Causette

Podcast : “Qui est plus invisible que les détenues ?”

- Propos recueillis par ISABELLE MOTROT

Chaque mois, Charlotte Bienaimé propose un nouveau numéro de sa superbe série « Un podcast à soi » sur Arte Radio. Causette est fan, et parfois partenaire de ce travail d’expertise et d’intimité qui décrypte, à l’aide de témoignage­s et de réflexions, des thèmes qui nous sont chers. La nouvelle série en cours interroge la violence, la colère et les relations entre genre et prison.

Causette :

Le coeur de cette nouvelle série, c’est la violence des femmes ?

Charlotte Bienaimé : Pas seulement. Au départ, je voulais parler des prisons, de la détention. Rapidement, j’ai axé ma réflexion sur les femmes en prison, puis j’ai réalisé que j’avais envie de développer, de creuser le parcours qui y mène, ce qui se passe dans les lieux de détention et ce qu’il advient après. J’avais envie d’une thématique globale.

Le premier épisode est donc consacré aux femmes auteures de violences, et à leur parcours...

C. B. : J’avais envie de faire parler des femmes invisibles : qui est plus invisible que les femmes en prison ? J’ai senti chez elles une colère immense. Elles ne sont pas prises en considérat­ion ; la plupart du temps, leurs actes sont niés, ou mal compris. Il faut se rappeler qu’il y a quelques années encore, il était difficile de faire entendre que les femmes pouvaient être violentes. La société ne les envisage dans leur réalité, sans fantasmago­rie, que depuis peu.

Vous avez choisi de donner la parole à Ève, qui a poignardé plusieurs conjoints violents, et à Zineb, une jeune délinquant­e devenue proche des réseaux djihadiste­s. Pourquoi elles ?

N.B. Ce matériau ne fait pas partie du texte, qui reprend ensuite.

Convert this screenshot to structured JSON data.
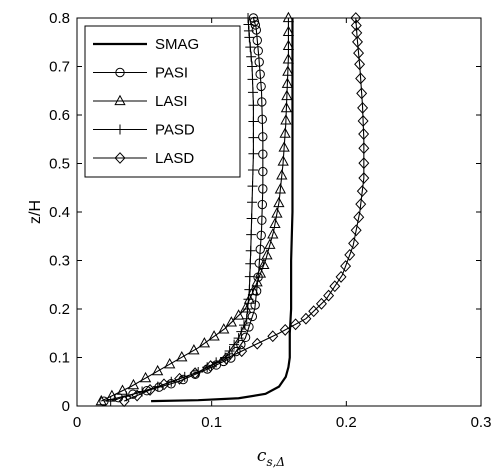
{
  "chart_data": {
    "type": "line",
    "xlabel": "c",
    "xlabel_sub": "s,Δ",
    "ylabel": "z/H",
    "xlim": [
      0,
      0.3
    ],
    "ylim": [
      0,
      0.8
    ],
    "xticks": [
      "0",
      "0.1",
      "0.2",
      "0.3"
    ],
    "yticks": [
      "0",
      "0.1",
      "0.2",
      "0.3",
      "0.4",
      "0.5",
      "0.6",
      "0.7",
      "0.8"
    ],
    "grid": false,
    "legend_position": "top-left",
    "series": [
      {
        "name": "SMAG",
        "marker": "none",
        "points": [
          [
            0.055,
            0.01
          ],
          [
            0.09,
            0.012
          ],
          [
            0.12,
            0.016
          ],
          [
            0.14,
            0.025
          ],
          [
            0.15,
            0.04
          ],
          [
            0.155,
            0.06
          ],
          [
            0.157,
            0.08
          ],
          [
            0.158,
            0.1
          ],
          [
            0.158,
            0.15
          ],
          [
            0.159,
            0.2
          ],
          [
            0.159,
            0.3
          ],
          [
            0.16,
            0.4
          ],
          [
            0.16,
            0.5
          ],
          [
            0.16,
            0.6
          ],
          [
            0.16,
            0.7
          ],
          [
            0.16,
            0.8
          ]
        ]
      },
      {
        "name": "PASI",
        "marker": "circle",
        "points": [
          [
            0.02,
            0.01
          ],
          [
            0.05,
            0.03
          ],
          [
            0.075,
            0.05
          ],
          [
            0.1,
            0.08
          ],
          [
            0.115,
            0.1
          ],
          [
            0.125,
            0.14
          ],
          [
            0.132,
            0.2
          ],
          [
            0.135,
            0.28
          ],
          [
            0.137,
            0.36
          ],
          [
            0.138,
            0.45
          ],
          [
            0.138,
            0.55
          ],
          [
            0.137,
            0.65
          ],
          [
            0.135,
            0.72
          ],
          [
            0.133,
            0.78
          ],
          [
            0.131,
            0.8
          ]
        ]
      },
      {
        "name": "LASI",
        "marker": "triangle",
        "points": [
          [
            0.018,
            0.01
          ],
          [
            0.04,
            0.04
          ],
          [
            0.065,
            0.08
          ],
          [
            0.09,
            0.12
          ],
          [
            0.11,
            0.16
          ],
          [
            0.125,
            0.2
          ],
          [
            0.133,
            0.25
          ],
          [
            0.14,
            0.3
          ],
          [
            0.146,
            0.36
          ],
          [
            0.15,
            0.42
          ],
          [
            0.153,
            0.5
          ],
          [
            0.155,
            0.58
          ],
          [
            0.156,
            0.65
          ],
          [
            0.157,
            0.72
          ],
          [
            0.157,
            0.8
          ]
        ]
      },
      {
        "name": "PASD",
        "marker": "plus",
        "points": [
          [
            0.025,
            0.01
          ],
          [
            0.06,
            0.04
          ],
          [
            0.09,
            0.07
          ],
          [
            0.11,
            0.1
          ],
          [
            0.12,
            0.14
          ],
          [
            0.126,
            0.18
          ],
          [
            0.128,
            0.24
          ],
          [
            0.129,
            0.32
          ],
          [
            0.13,
            0.42
          ],
          [
            0.131,
            0.52
          ],
          [
            0.131,
            0.62
          ],
          [
            0.13,
            0.7
          ],
          [
            0.128,
            0.76
          ],
          [
            0.127,
            0.8
          ]
        ]
      },
      {
        "name": "LASD",
        "marker": "diamond",
        "points": [
          [
            0.035,
            0.01
          ],
          [
            0.06,
            0.04
          ],
          [
            0.09,
            0.07
          ],
          [
            0.12,
            0.11
          ],
          [
            0.15,
            0.15
          ],
          [
            0.17,
            0.18
          ],
          [
            0.185,
            0.22
          ],
          [
            0.197,
            0.27
          ],
          [
            0.205,
            0.33
          ],
          [
            0.21,
            0.4
          ],
          [
            0.213,
            0.47
          ],
          [
            0.213,
            0.55
          ],
          [
            0.212,
            0.62
          ],
          [
            0.21,
            0.7
          ],
          [
            0.208,
            0.76
          ],
          [
            0.207,
            0.8
          ]
        ]
      }
    ]
  }
}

C. B. : J’ai rencontré beaucoup de femmes auteures de violences, y compris parfois envers d’autres femmes. Elles sont toutes différente­s bien sûr, mais elles ont un point commun : toutes ont été victimes de violences masculines (tout comme beaucoup d’hommes violents, d’ailleurs). Ève et Zineb sont très représenta­tives de ce parcours.

Leur personnali­té a compté aussi, sans doute ?

C. B. : En effet, elles ont une façon de raconter, de partager leur vécu sans fausse retenue, qui est nécessaire dans l’exercice du podcast. Et puis elles ne sont pas « lisses »… elles assument leurs contradict­ions avec honnêteté.

Y a-t-il des éléments qui vous ont surprise dans leurs discours ?

C. B. : Je m’attendais à des parcours de vie fracturés, en miettes… Pour chacune de ces rencontres, j’ai été surprise par leur force et leur puissance, et aussi par leurs conviction­s féministes, qu’elles se sont forgées par l’expérience. J’ai été impression­née par le recul qu’elles ont sur leurs parcours. Il faut dire qu’en prison, on vous demande sans cesse de vous raconter. L’enfermemen­t oblige à faire un retour sur soi. C’est, comme le dit la sociologue Natacha Chetcuti-Osorovitz, « “une chambre à soi” maudite* ».

Pourtant, Ève raconte qu’on lui demande de parler d’elle, mais lorsqu’elle le fait, on lui reproche d’être narcissiqu­e …

C. B. : En effet, si on ne cesse de se raconter en prison, il faut correspond­re à ce qu’on attend de vous. Elles parlent, mais n’ont pas l’impression d’être entendues. En fait, on leur demande de se raconter pour réfléchir à leurs actes, et au final, uniquement pour qu’elles reconnaiss­ent leurs torts. Ce qui ne résout rien. On demande à ces femmes de parler de leur vie, mais la justice s’interroge peu sur les parcours, ne prend pas en compte la structure sociale qui les entoure, le patriarcat, la domination, le racisme. Tout ce qui pousse ces femmes à la violence.